Stevie Wonder
MFSL Ultradisc II
Original Release: Motown, 1973
Reissue: Mobile Fidelity Sound Lab, 1992
Catalogue: MFSL UDCD 554


 1. Too High (4:36)
 2. Visions (5:24)
 3. Living For The City (7:22)
 4. Golden Lady (5:04)
 5. Higher Ground (3:42)
 6. Jesus Children Of America (4:10)
 7. All In Love Is Fair (3:42)
 8. Don't You Worry 'Bout A Thing (4:45)
 9. He's Misstra Know-It-All (5:37)


John Bush, AMG wrote:

"When Stevie Wonder applied his tremendous songwriting talents to the unsettled social morass that was the early '70s, he produced one of his greatest, most important works, a rich panoply of songs addressing drugs, spirituality, political ethics, the unnecessary perils of urban life, and what looked to be the failure of the '60s dream -- all set within a collection of charts as funky and catchy as any he'd written before. Two of the highlights, "Living for the City" and "Too High," make an especially deep impression thanks to Stevie's narrative talents; on the first, an eight-minute mini-epic, he brings a hard-scrabble Mississippi black youth to the city and illustrates, via a brilliant dramatic interlude, what lies in wait for innocents. (He also uses his variety of voice impersonations to stunning effect.) "Too High" is just as stunning, a cautionary tale about drugs driven by a dizzying chorus of scat vocals and a springing bassline. "Higher Ground," a funky follow-up to the previous album's big hit ("Superstition"), and "Jesus Children of America" both introduced Wonder's interest in Eastern religion. It's a tribute to his genius that he could broach topics like reincarnation and transcendental meditation in a pop context with minimal interference to the rest of the album. Wonder also made no secret of the fact that "He's Misstra Know-It-All" was directed at Tricky Dick, aka Richard Milhouse Nixon, then making headlines (and destroying America's faith in the highest office) with the biggest political scandal of the century. Putting all these differing themes and topics into perspective was the front cover, a striking piece by Efram Wolff portraying Stevie Wonder as the blind visionary, an artist seeing far better than those around him what was going on in the early '70s, and using his astonishing musical gifts to make this commentary one of the most effective and entertaining ever heard."

AMG Rating: 5/5 Stars

Steve Hoffman wrote:

"It varies because Motown USA used more than one cutting facility and pressing plant. I think the West Coast Kendun style cuttings sound the best although I've seen some of them pressed by RCA-Victor manufacturing and are thin like that bad old Dynaflex.

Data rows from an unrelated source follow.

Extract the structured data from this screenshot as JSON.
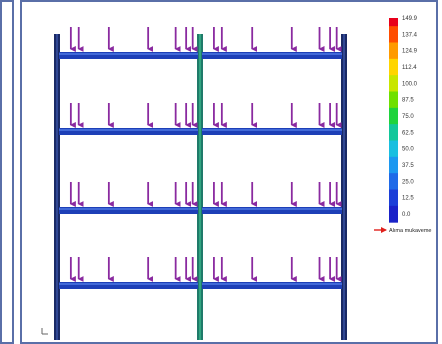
{
  "legend": {
    "title": "",
    "values": [
      "149.9",
      "137.4",
      "124.9",
      "112.4",
      "100.0",
      "87.5",
      "75.0",
      "62.5",
      "50.0",
      "37.5",
      "25.0",
      "12.5",
      "0.0"
    ],
    "colors": [
      "#e8001c",
      "#ff4d00",
      "#ff9a00",
      "#ffd500",
      "#c8e600",
      "#6fe000",
      "#1fd33c",
      "#12c79a",
      "#19bfe0",
      "#1c98f0",
      "#1f6ae8",
      "#1c3fd8",
      "#1a22c8"
    ]
  },
  "annotation": {
    "label": "Alıma mukaveme"
  },
  "structure": {
    "floors": 4,
    "bays": 2,
    "load_arrows_per_bay": 7,
    "beam_color": "#1d3fb7",
    "column_color": "#1a2a66",
    "arrow_color": "#8a2aa0"
  }
}
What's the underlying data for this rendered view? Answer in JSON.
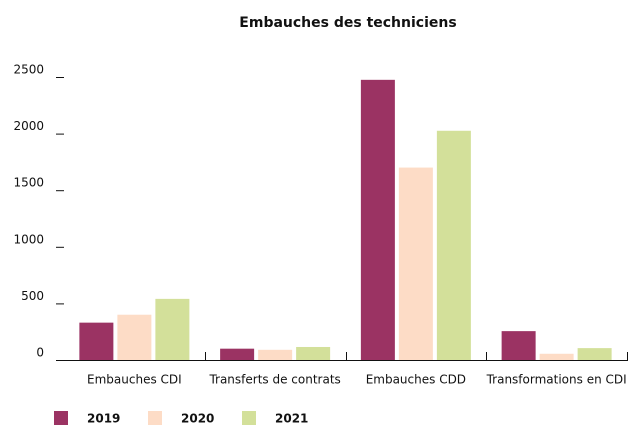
{
  "chart_data": {
    "type": "bar",
    "title": "Embauches des techniciens",
    "categories": [
      "Embauches CDI",
      "Transferts de contrats",
      "Embauches CDD",
      "Transformations en CDI"
    ],
    "series": [
      {
        "name": "2019",
        "color": "#9b3363",
        "values": [
          330,
          100,
          2475,
          255
        ]
      },
      {
        "name": "2020",
        "color": "#fddcc6",
        "values": [
          400,
          90,
          1700,
          55
        ]
      },
      {
        "name": "2021",
        "color": "#d3e09a",
        "values": [
          540,
          115,
          2025,
          105
        ]
      }
    ],
    "ylim": [
      0,
      2500
    ],
    "yticks": [
      0,
      500,
      1000,
      1500,
      2000,
      2500
    ],
    "grid": false,
    "legend": "bottom"
  }
}
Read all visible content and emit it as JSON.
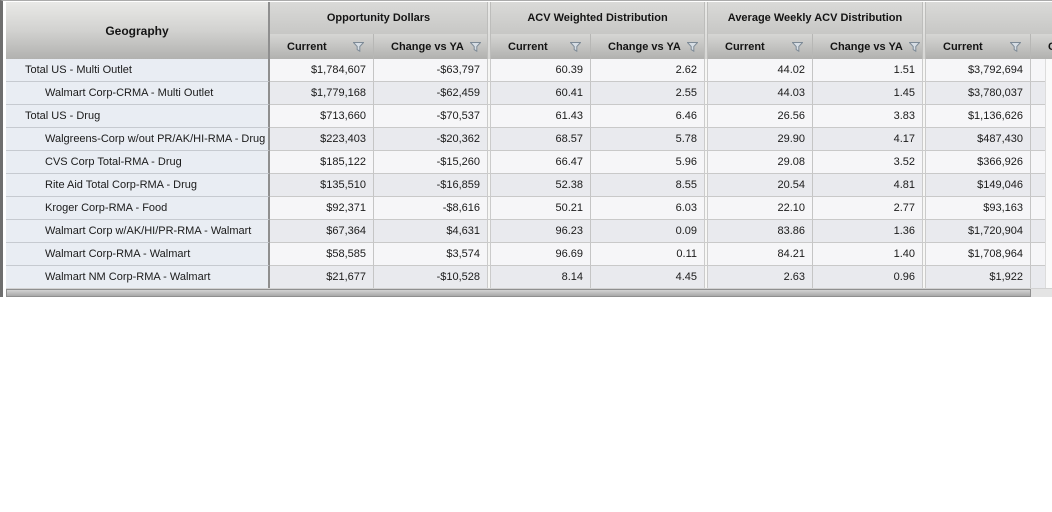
{
  "grid": {
    "geography_header": "Geography",
    "column_groups": [
      {
        "label": "Opportunity Dollars",
        "columns": [
          "Current",
          "Change vs YA"
        ]
      },
      {
        "label": "ACV Weighted Distribution",
        "columns": [
          "Current",
          "Change vs YA"
        ]
      },
      {
        "label": "Average Weekly ACV Distribution",
        "columns": [
          "Current",
          "Change vs YA"
        ]
      },
      {
        "label": "",
        "columns": [
          "Current",
          "Change vs YA"
        ]
      }
    ],
    "rows": [
      {
        "geography": "Total US - Multi Outlet",
        "level": 0,
        "values": [
          "$1,784,607",
          "-$63,797",
          "60.39",
          "2.62",
          "44.02",
          "1.51",
          "$3,792,694",
          ""
        ]
      },
      {
        "geography": "Walmart Corp-CRMA - Multi Outlet",
        "level": 1,
        "values": [
          "$1,779,168",
          "-$62,459",
          "60.41",
          "2.55",
          "44.03",
          "1.45",
          "$3,780,037",
          ""
        ]
      },
      {
        "geography": "Total US - Drug",
        "level": 0,
        "values": [
          "$713,660",
          "-$70,537",
          "61.43",
          "6.46",
          "26.56",
          "3.83",
          "$1,136,626",
          ""
        ]
      },
      {
        "geography": "Walgreens-Corp w/out PR/AK/HI-RMA - Drug",
        "level": 1,
        "values": [
          "$223,403",
          "-$20,362",
          "68.57",
          "5.78",
          "29.90",
          "4.17",
          "$487,430",
          ""
        ]
      },
      {
        "geography": "CVS Corp Total-RMA - Drug",
        "level": 1,
        "values": [
          "$185,122",
          "-$15,260",
          "66.47",
          "5.96",
          "29.08",
          "3.52",
          "$366,926",
          ""
        ]
      },
      {
        "geography": "Rite Aid Total Corp-RMA - Drug",
        "level": 1,
        "values": [
          "$135,510",
          "-$16,859",
          "52.38",
          "8.55",
          "20.54",
          "4.81",
          "$149,046",
          ""
        ]
      },
      {
        "geography": "Kroger Corp-RMA - Food",
        "level": 1,
        "values": [
          "$92,371",
          "-$8,616",
          "50.21",
          "6.03",
          "22.10",
          "2.77",
          "$93,163",
          ""
        ]
      },
      {
        "geography": "Walmart Corp w/AK/HI/PR-RMA - Walmart",
        "level": 1,
        "values": [
          "$67,364",
          "$4,631",
          "96.23",
          "0.09",
          "83.86",
          "1.36",
          "$1,720,904",
          ""
        ]
      },
      {
        "geography": "Walmart Corp-RMA - Walmart",
        "level": 1,
        "values": [
          "$58,585",
          "$3,574",
          "96.69",
          "0.11",
          "84.21",
          "1.40",
          "$1,708,964",
          ""
        ]
      },
      {
        "geography": "Walmart NM Corp-RMA - Walmart",
        "level": 1,
        "values": [
          "$21,677",
          "-$10,528",
          "8.14",
          "4.45",
          "2.63",
          "0.96",
          "$1,922",
          ""
        ]
      }
    ],
    "icons": {
      "column_filter": "filter-funnel-icon"
    },
    "colors": {
      "header_gradient_top": "#dadad8",
      "header_gradient_bottom": "#b1b1af",
      "geography_cell_bg": "#e9edf3",
      "row_odd_bg": "#f6f6f8",
      "row_even_bg": "#e9eaee",
      "grid_border_dark": "#6e6e6e",
      "group_divider": "#8f8f8f",
      "scrollbar_thumb": "#a8a8a8"
    }
  }
}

Problem is, none of the original LP pressings seem to have any top end on them at all.

Best sounding INNERVISIONS is of course the MoFi Gold CD version."


"Due to the length of Innervisions and the compromises that were taken to get it on vinyl, the MoFi version is the true keeper out of all of the issues of this album.

I don't know how hard it is to find, but it's the real deal."